While traditional techniques, such as symbolic execution, provide a principled foundation for precise constraint reasoning in program analysis, they struggle to scale to modern software systems mainly due to path explosion, the need for function modeling, and the loss of semantic intent at low-level program representations. In complex execution environments such as Android, characterized by extensive framework interactions and event-driven behavior, these limitations are even more amplified. Thus, in this paper, we present a novel large language model (LLM)-enhanced backward constraint analysis framework that combines the precision of static program analysis with LLM's semantic understanding to extract precise execution constraints from Android bytecode. Our approach, titled RECON, performs backward path discovery from target method(s) to the application entry point(s), discovers method-level control-flow constraints, and leverages LLM reasoning to transform bytecode conditions into interpretable specifications. We evaluated RECON using five LLMs across 78 Android constraint-extraction scenarios and compared it with traditional symbolic execution on real-world applications. Results demonstrate that our approach operates 5.8X faster than traditional symbolic execution, with a 100% success rate, while maintaining logical equivalence and providing significantly more precise and interpretable output. We further evaluated RECON for malware analysis on 100 samples. The results indicate an 84% success rate in generating semantic constraints that lead to the execution of dangerous API behaviors and in detecting complex constraints across multiple execution paths.
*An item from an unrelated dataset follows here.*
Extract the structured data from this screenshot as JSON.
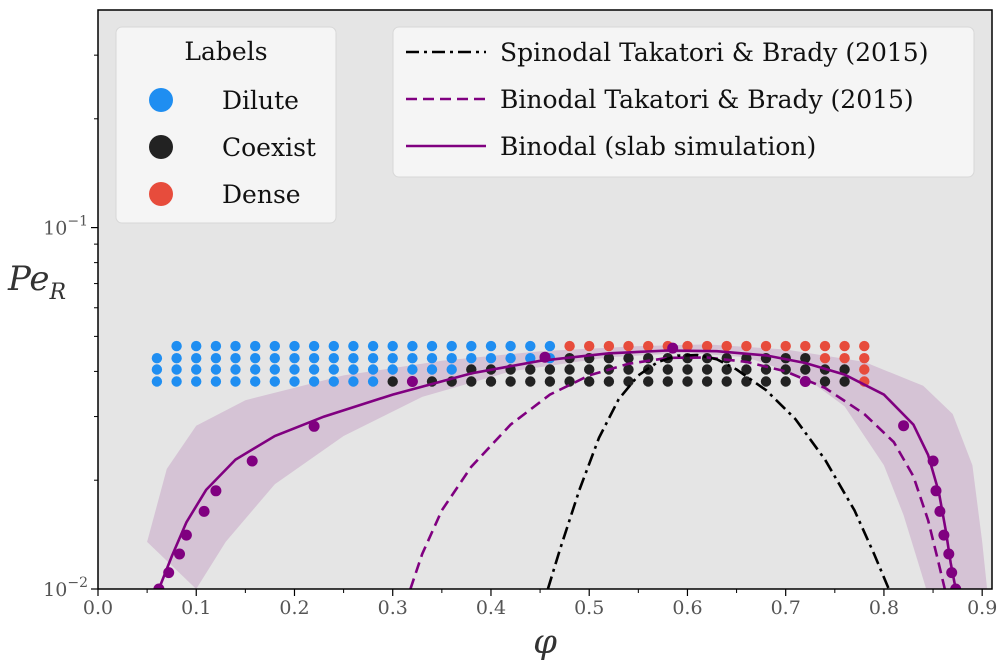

翻译：尽管符号执行等传统技术为程序分析中的精确约束推理提供了原则性基础，但由于路径爆炸、函数建模需求以及底层程序表示中语义信息丢失等问题，这些技术难以扩展到现代软件系统。在Android等复杂执行环境中（其特点包括广泛的框架交互和事件驱动行为），这些局限性尤为突出。因此，本文提出一种新颖的大语言模型增强的后向约束分析框架，该框架结合了静态程序分析的精确性与大语言模型的语义理解能力，以从Android字节码中提取精确的执行约束。我们提出的方法名为RECON，通过从目标方法到应用程序入口点的后向路径发现，获取方法级控制流约束，并利用大语言模型推理将字节码条件转化为可解释的规约。我们使用五种大语言模型在78个Android约束提取场景中评估了RECON，并将其与真实世界应用程序上的传统符号执行进行了对比。结果表明，我们的方法比传统符号执行快5.8倍，成功率达到100%，同时保持逻辑等价性，并输出显著更精确和可解释的结果。我们进一步在100个恶意软件样本上评估了RECON，结果显示其在生成导致危险API行为执行的语义约束以及检测跨多条执行路径的复杂约束方面，成功率达到84%。